Under pressure, the Paterson administration on Thursday evening backed away from a health regulation that would compel hundreds of thousands of health care workers and hospital volunteers to be vaccinated for seasonal and swine flu.
Claudia Hutton, a spokeswoman for the State Health Department, said in an interview on Thursday night, “Since the vaccine is so scarce right now and since the virus has proved especially difficult for pregnant women and young people — there have been deaths — we felt that the best use of the scarce amount of vaccine right now is for those populations.”
In August, the state health commissioner, Dr. Richard F. Daines issued a regulation ordering health care workers to be vaccinated by Nov. 30 or face fines. But last week, a judge in Albany halted enforcement of the rule in response to a lawsuit filed by three nurses who asserted that the requirement violated their civil rights.
However, Gov. David A. Paterson insisted that its reversal was unrelated to the lawsuit or the temporary restraining order issued by the judge.

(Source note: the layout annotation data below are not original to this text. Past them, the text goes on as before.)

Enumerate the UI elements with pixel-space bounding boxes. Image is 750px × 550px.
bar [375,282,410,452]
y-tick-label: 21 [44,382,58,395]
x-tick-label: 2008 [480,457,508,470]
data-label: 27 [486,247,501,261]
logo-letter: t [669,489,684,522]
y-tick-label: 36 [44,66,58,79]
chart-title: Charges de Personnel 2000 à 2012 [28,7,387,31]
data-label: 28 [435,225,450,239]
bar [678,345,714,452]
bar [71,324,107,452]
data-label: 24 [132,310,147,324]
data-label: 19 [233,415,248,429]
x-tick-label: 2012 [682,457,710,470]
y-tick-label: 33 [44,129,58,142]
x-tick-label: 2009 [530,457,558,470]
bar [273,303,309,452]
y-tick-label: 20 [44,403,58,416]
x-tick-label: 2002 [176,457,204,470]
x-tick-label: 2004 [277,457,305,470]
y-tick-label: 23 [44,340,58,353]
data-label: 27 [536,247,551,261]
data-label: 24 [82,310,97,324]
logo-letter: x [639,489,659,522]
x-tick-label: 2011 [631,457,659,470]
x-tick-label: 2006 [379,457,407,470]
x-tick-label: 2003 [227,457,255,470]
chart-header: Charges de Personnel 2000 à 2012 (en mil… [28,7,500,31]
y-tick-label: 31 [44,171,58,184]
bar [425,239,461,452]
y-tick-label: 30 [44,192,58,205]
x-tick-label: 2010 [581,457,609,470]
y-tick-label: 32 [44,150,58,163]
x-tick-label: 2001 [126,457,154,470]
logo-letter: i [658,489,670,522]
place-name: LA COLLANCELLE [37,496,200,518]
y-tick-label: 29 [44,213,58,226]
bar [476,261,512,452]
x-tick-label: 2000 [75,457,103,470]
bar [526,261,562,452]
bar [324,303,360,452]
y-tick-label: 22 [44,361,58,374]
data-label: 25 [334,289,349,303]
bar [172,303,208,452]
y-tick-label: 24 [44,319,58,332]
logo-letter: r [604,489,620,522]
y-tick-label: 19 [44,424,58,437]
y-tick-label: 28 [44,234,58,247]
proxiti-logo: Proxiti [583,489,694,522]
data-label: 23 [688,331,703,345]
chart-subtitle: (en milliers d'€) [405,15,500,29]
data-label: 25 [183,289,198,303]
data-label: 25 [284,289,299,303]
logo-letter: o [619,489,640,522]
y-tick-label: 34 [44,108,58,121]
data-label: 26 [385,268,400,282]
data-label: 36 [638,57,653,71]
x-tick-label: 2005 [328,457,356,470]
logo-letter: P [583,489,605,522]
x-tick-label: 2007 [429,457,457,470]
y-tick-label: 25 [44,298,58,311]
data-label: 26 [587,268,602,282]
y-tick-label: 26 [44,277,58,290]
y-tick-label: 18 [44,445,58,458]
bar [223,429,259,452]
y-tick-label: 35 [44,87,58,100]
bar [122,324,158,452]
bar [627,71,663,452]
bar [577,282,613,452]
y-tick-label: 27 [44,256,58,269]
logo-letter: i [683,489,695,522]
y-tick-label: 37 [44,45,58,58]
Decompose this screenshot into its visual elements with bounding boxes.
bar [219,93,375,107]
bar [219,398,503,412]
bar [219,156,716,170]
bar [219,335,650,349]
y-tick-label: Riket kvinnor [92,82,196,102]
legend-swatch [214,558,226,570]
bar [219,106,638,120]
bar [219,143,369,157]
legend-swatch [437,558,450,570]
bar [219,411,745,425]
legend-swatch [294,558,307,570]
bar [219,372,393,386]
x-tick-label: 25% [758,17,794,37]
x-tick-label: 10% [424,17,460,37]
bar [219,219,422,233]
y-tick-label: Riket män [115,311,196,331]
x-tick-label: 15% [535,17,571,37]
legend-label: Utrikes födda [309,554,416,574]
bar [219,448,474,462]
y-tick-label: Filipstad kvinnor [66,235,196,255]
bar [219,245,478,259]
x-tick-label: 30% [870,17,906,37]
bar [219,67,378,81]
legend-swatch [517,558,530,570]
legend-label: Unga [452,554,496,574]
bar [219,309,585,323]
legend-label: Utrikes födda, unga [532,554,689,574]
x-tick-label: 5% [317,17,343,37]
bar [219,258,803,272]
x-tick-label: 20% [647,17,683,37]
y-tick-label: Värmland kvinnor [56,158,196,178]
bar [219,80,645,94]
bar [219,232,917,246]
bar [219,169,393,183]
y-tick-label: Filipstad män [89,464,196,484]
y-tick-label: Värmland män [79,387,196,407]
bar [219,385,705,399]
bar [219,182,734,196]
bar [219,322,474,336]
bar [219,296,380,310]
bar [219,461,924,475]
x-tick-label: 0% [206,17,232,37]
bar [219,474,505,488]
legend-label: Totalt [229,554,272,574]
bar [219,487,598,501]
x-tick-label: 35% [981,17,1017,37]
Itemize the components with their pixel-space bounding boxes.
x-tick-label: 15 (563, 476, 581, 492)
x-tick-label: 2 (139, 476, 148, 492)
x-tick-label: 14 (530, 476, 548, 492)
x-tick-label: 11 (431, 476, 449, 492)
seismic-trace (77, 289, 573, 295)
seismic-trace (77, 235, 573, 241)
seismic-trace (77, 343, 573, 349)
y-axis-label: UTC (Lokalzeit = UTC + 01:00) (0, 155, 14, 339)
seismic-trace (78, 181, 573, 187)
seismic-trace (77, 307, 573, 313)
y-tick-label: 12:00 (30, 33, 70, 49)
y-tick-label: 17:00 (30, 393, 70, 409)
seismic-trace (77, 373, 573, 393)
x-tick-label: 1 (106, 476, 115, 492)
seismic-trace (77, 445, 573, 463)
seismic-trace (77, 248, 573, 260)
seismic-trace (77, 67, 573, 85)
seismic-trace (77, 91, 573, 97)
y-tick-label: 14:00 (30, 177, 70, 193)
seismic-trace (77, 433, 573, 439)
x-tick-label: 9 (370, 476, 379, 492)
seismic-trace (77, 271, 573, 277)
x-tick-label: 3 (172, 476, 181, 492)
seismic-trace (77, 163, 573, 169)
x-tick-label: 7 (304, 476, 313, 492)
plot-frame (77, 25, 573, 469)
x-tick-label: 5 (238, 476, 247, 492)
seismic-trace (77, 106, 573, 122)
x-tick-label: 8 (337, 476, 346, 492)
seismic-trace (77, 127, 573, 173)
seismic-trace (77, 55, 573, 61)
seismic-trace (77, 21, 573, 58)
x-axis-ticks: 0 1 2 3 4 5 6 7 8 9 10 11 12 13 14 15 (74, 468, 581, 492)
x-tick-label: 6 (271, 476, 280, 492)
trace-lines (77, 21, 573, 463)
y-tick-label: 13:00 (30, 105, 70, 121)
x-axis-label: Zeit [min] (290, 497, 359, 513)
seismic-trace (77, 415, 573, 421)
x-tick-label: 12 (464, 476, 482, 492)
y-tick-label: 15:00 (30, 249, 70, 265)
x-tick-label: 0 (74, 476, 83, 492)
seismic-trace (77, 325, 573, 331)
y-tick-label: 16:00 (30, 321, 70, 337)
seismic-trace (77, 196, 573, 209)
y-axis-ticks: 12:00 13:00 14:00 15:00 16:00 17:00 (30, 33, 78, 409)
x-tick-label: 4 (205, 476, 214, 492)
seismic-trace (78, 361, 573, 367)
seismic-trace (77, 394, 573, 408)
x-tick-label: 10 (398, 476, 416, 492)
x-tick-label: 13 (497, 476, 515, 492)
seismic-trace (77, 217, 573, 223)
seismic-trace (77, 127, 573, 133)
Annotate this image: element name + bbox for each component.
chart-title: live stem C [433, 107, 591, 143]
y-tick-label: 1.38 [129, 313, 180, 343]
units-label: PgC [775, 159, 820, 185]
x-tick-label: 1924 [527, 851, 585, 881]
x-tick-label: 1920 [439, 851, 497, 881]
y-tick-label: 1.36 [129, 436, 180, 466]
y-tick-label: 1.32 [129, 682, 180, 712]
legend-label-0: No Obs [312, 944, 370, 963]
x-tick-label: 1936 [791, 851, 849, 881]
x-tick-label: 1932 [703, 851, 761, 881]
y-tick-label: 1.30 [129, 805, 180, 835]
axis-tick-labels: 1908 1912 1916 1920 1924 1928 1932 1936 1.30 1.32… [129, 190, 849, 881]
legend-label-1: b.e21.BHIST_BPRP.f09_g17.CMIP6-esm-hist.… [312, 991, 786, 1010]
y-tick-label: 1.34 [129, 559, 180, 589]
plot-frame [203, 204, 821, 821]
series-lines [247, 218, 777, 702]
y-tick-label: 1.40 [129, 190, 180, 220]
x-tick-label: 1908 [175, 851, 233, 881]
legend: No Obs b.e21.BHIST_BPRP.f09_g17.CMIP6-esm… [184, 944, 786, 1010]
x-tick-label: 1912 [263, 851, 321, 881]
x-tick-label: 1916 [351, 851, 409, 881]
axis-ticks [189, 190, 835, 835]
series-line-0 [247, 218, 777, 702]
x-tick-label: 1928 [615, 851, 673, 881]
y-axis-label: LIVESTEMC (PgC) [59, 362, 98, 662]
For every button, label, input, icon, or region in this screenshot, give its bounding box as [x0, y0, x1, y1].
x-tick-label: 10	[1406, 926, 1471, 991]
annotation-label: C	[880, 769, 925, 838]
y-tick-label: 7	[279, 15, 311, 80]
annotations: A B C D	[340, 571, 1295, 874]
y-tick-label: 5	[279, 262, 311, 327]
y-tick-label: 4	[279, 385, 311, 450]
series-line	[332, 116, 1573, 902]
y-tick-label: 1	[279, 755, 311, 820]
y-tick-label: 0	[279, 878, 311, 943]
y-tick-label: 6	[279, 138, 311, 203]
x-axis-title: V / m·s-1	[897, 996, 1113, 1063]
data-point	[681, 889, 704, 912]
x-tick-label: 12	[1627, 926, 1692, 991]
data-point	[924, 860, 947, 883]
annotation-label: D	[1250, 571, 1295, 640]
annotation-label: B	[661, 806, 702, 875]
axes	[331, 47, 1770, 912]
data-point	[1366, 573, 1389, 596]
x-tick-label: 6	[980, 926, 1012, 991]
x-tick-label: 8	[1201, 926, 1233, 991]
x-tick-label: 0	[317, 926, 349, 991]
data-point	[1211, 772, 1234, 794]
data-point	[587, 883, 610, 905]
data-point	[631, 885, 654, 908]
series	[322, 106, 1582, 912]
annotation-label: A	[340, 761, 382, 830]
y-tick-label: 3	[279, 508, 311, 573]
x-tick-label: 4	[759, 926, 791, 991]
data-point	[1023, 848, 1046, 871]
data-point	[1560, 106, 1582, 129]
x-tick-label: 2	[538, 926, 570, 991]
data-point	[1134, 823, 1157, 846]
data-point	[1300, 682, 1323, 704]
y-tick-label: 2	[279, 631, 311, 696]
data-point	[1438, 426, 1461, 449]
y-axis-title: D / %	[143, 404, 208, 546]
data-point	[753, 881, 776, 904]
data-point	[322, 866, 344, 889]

Instead, the governor pointed to a statement by the federal Centers for Disease Control and Prevention, which said that only about 23 percent of the anticipated vaccine supply would be available by month’s end. “As a result, we need to be as resourceful as we can with the limited supplies of vaccine currently coming into thesState and make sure that those who are at the highest risk for complications from the H1N1 flu receive the first vaccine being distributed right now in New York State,” Mr. Paterson said in a statement. (New York is estimated to receive 6 percent to 7 percent of the national vaccine supply, based on its population.)
Terence L. Kindlon, a lawyer for the three nurses, said on Thursday evening, “This is a good result, because the decision whether or not to be vaccinated is one that should be made by the individual. That’s all we ever wanted to establish here: the right to make that choice.”